According to Dr. Forson, the country has substantial untapped potential for tax revenue mobilisation which can be harnessed without imposing additional taxes. Additionally, he stated that the aspirational target of achieving a 20 percent tax-to-GDP ratio by 2027 is overly ambitious, given current challenges.

A revised study titled ‘Survey of the Ghanaian Tax System’, conducted by the Ministry of Finance in collaboration with TaxDev researchers from the Institute for Fiscal Studies (UK) and published in 2024, revealed that although the prevailing tax-to-GDP ratio is nearly six percentage points higher than in 2000, it has shown limited improvement since 2017 and continues to fluctuate.



“We do not necessarily have to increase taxes to generate revenue, there is a need to improve compliance and address inefficiencies in the tax system,” Forson disclosed during his vetting in parliament on Monday, January 13.

While the nation’s tax-to-GDP ratio aligns closely with the average for sub-Saharan African countries, it falls slightly below the global average for nations with similar income levels. Among 28 lower-middle-income countries with available data, Ghana ranked 16th in 2022.

Growth in domestic tax revenues since 2000 has largely been driven by increases in corporate income tax, personal income tax and value-added tax (VAT).

“In the medium-term, my vision – when approved – is raising the tax-to-GDP ratio to between 16 percent and 18 percent; bringing us closer to the standard of our peers,” he stated.

He also expressed determination to scrap what he described as ‘nuisance taxes’ – such as the betting tax, which he argued contributes minimally to revenue generation.

The existing government Medium-Term Revenue Strategy (MTRS) for 2024-2027 seeks to reform the revenue system to support economic growth while enhancing efficiency and equity.

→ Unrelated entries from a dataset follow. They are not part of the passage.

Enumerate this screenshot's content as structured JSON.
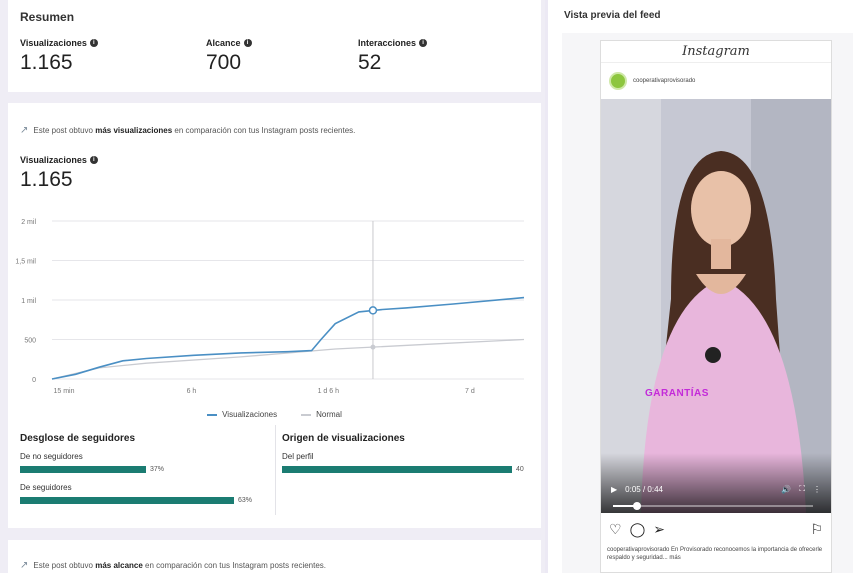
{
  "summary": {
    "title": "Resumen",
    "metrics": [
      {
        "label": "Visualizaciones",
        "value": "1.165"
      },
      {
        "label": "Alcance",
        "value": "700"
      },
      {
        "label": "Interacciones",
        "value": "52"
      }
    ]
  },
  "insights": {
    "views_prefix": "Este post obtuvo ",
    "views_bold": "más visualizaciones",
    "views_suffix": " en comparación con tus Instagram posts recientes.",
    "reach_prefix": "Este post obtuvo ",
    "reach_bold": "más alcance",
    "reach_suffix": " en comparación con tus Instagram posts recientes."
  },
  "views_chart": {
    "label": "Visualizaciones",
    "value": "1.165",
    "legend": {
      "series": "Visualizaciones",
      "normal": "Normal"
    }
  },
  "chart_data": {
    "type": "line",
    "x_tick_labels": [
      "15 min",
      "6 h",
      "1 d 6 h",
      "7 d"
    ],
    "y_tick_labels": [
      "0",
      "500",
      "1 mil",
      "1,5 mil",
      "2 mil"
    ],
    "ylim": [
      0,
      2000
    ],
    "series": [
      {
        "name": "Visualizaciones",
        "color": "#4a8fc4",
        "points": [
          [
            0,
            0
          ],
          [
            0.05,
            60
          ],
          [
            0.1,
            150
          ],
          [
            0.15,
            230
          ],
          [
            0.2,
            260
          ],
          [
            0.3,
            300
          ],
          [
            0.4,
            330
          ],
          [
            0.5,
            345
          ],
          [
            0.55,
            360
          ],
          [
            0.57,
            500
          ],
          [
            0.6,
            700
          ],
          [
            0.65,
            850
          ],
          [
            0.7,
            880
          ],
          [
            0.75,
            900
          ],
          [
            0.85,
            950
          ],
          [
            1.0,
            1030
          ]
        ]
      },
      {
        "name": "Normal",
        "color": "#c9cbd1",
        "points": [
          [
            0,
            0
          ],
          [
            0.1,
            140
          ],
          [
            0.2,
            200
          ],
          [
            0.4,
            280
          ],
          [
            0.6,
            380
          ],
          [
            0.8,
            440
          ],
          [
            1.0,
            500
          ]
        ]
      }
    ],
    "highlight_x": 0.68,
    "grid": true,
    "legend_position": "bottom"
  },
  "followers": {
    "title": "Desglose de seguidores",
    "rows": [
      {
        "label": "De no seguidores",
        "pct": "37%",
        "fraction": 0.37
      },
      {
        "label": "De seguidores",
        "pct": "63%",
        "fraction": 0.63
      }
    ]
  },
  "origins": {
    "title": "Origen de visualizaciones",
    "rows": [
      {
        "label": "Del perfil",
        "value": "40",
        "fraction": 1.0
      }
    ]
  },
  "preview": {
    "title": "Vista previa del feed",
    "app_name": "Instagram",
    "handle": "cooperativaprovisorado",
    "banner_prefix": "",
    "banner_highlight": "GARANTÍAS",
    "banner_suffix": "",
    "time": "0:05 / 0:44",
    "progress_fraction": 0.12,
    "caption": "cooperativaprovisorado En Provisorado reconocemos la importancia de ofrecerle respaldo y seguridad... más"
  }
}
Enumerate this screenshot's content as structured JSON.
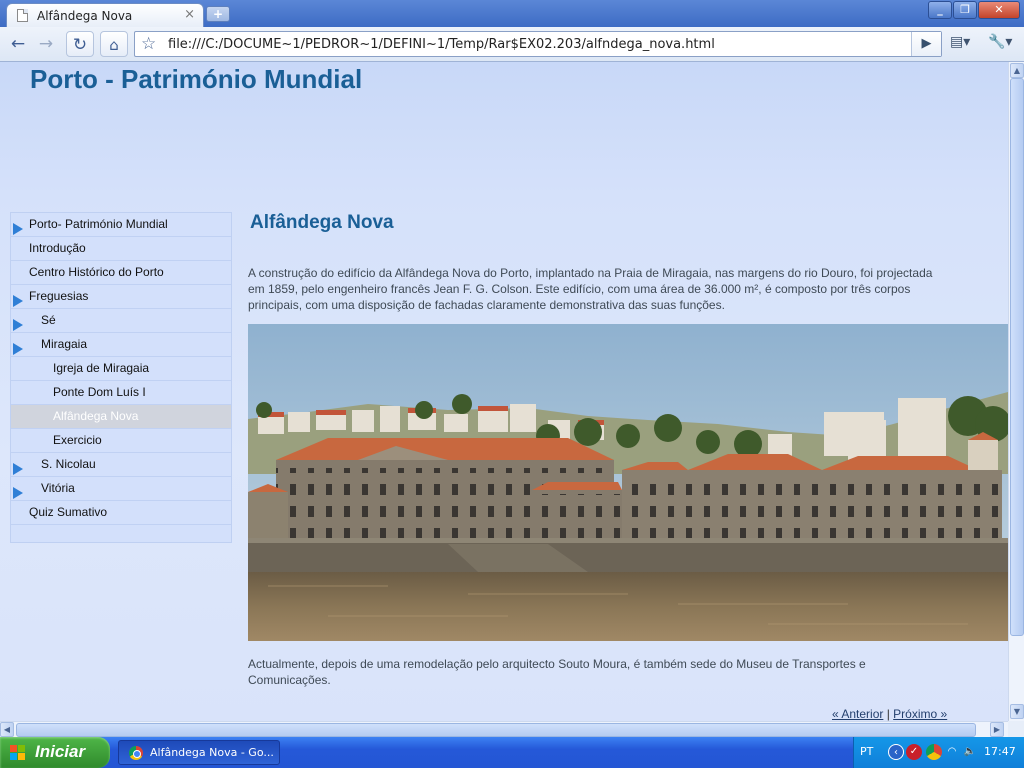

Addressing tax exemptions, Dr. Forson criticised the current framework – describing it as inefficient and inequitable. He also stated that selective application of tax exemptions creates an uneven playing field.

He singled out the previous administration’s flagship One District One Factory (1D1F) initiative, asserting that its tax exemption policies lack transparency and consequently accountability.